P.S:I am looking for a hint and not the whole solution.
BdMO 2012 nationals secondary:
The vertices of a right triangle $ABC$ inscribed in a circle divide the circumference into three arcs. The
right angle is at $A$, so that the opposite arc BC is a semicircle while arc $AB$ and arc $AC$ are
supplementary. To each of the three arcs, we draw a tangent such that its point of tangency is the
midpoint of that portion of the tangent intercepted by the extended lines $AB$ and $AC$. More precisely, the
point $D$ on arc $BC$ is the midpoint of the segment joining the points $D'$ and $D''$ where the tangent at $D$
intersects the extended lines $AB$ and $AC$. Similarly for $E$ on arc $AC$ and $F$ on arc $AB$. Prove that triangle
$DEF$ is equilateral.
I have tried angle chasing,POP,forming pedal triangles,looking for cyclic quadrilaterals etc..A prod in the correct direction will be appreciated.

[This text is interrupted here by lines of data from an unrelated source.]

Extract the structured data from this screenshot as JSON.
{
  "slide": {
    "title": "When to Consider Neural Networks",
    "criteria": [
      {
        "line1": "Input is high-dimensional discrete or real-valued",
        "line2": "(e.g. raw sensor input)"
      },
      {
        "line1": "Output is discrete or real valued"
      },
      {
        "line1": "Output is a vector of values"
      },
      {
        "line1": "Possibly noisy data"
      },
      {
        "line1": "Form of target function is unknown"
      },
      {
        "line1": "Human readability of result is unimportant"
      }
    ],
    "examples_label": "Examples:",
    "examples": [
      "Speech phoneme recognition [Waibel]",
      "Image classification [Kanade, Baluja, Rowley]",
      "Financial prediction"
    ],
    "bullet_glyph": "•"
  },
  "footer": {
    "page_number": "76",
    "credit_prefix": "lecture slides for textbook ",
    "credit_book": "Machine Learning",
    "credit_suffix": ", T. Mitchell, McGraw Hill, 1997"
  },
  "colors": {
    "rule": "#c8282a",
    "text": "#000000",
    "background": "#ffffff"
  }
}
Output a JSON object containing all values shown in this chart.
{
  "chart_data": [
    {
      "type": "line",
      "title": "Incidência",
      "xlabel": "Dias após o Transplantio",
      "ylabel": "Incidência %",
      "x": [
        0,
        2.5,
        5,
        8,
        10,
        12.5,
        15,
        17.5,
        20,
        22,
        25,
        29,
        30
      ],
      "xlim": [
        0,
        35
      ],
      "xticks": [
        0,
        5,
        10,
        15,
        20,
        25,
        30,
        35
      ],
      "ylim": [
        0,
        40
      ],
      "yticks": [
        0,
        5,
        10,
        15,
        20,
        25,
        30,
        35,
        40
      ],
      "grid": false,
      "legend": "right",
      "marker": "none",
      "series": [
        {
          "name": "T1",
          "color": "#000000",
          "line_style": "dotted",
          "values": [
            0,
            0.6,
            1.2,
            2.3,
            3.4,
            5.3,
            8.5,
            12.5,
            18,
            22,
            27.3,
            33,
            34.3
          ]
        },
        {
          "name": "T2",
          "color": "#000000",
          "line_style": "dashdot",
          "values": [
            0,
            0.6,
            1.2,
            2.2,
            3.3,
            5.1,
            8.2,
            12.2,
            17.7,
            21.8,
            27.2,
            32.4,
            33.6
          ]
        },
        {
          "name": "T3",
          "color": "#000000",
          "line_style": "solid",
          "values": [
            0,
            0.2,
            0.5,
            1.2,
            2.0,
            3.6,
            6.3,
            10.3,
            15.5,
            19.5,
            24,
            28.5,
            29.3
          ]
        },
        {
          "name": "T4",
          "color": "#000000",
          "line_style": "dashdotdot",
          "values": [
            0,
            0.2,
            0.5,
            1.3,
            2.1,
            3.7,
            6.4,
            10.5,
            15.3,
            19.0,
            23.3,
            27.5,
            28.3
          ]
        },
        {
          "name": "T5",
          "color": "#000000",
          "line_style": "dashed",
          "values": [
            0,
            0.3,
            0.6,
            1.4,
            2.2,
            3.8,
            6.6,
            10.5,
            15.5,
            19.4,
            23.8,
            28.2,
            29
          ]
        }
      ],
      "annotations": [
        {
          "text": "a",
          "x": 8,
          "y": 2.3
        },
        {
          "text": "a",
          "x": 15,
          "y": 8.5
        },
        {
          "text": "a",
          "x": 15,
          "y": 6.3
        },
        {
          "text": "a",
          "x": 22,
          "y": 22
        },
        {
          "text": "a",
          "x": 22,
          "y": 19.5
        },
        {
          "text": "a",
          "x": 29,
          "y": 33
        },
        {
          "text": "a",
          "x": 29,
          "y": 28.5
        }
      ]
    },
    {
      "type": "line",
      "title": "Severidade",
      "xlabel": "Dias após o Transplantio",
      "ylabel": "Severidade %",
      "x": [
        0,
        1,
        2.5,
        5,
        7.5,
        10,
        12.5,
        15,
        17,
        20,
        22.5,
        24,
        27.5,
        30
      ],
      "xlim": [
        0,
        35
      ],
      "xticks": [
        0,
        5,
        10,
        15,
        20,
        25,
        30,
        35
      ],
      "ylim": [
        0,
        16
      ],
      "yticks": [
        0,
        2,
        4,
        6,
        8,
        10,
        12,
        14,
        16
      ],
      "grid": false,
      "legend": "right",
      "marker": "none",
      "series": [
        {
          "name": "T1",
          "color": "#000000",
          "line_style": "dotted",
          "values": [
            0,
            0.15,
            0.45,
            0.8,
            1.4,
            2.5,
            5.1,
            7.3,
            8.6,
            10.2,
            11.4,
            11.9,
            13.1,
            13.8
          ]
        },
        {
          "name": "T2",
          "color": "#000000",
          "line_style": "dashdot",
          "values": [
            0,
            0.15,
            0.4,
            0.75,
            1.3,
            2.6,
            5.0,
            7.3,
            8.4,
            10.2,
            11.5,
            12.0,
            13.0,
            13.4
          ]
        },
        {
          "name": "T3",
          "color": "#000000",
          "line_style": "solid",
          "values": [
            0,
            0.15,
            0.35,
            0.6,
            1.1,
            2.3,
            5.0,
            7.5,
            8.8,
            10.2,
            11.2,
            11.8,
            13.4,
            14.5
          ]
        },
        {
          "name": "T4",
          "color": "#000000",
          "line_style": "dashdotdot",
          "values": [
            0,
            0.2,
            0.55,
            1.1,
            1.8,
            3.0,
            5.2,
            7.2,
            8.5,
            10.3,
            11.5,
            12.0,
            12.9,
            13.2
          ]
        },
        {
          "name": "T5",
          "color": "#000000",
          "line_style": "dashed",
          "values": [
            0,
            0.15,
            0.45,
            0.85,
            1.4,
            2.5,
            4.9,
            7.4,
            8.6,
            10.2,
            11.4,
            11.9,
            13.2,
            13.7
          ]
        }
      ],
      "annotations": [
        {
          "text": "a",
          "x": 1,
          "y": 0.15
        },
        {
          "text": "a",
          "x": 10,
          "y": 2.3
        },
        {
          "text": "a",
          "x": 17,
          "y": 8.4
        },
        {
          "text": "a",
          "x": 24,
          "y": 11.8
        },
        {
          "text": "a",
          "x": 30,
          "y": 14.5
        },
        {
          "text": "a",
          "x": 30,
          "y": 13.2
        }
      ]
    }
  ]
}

NOTE:If possible,please use an elementary approach to the problem.This contest usually emphasizes on Euclidean geometry so there must be a solution using Euclidean geometry.
Best Answer
Per light of @Blue's last comment, here's a (very brief) solution:
Since $E$ is the midpoint of $E'E''$ and $\angle A=90^\circ$, $\triangle AEE'$ is isosceles at $E$. It follows that $\angle AEE''=2 \angle EAE'$, equivalently $E$ trisects the small arc $AC$.
Similarly, $F$ trisects the small arc $AB$ and $D$ trisects the large arc $AC$ (and $AB$).
That would show $\triangle DEF$ is equilateral.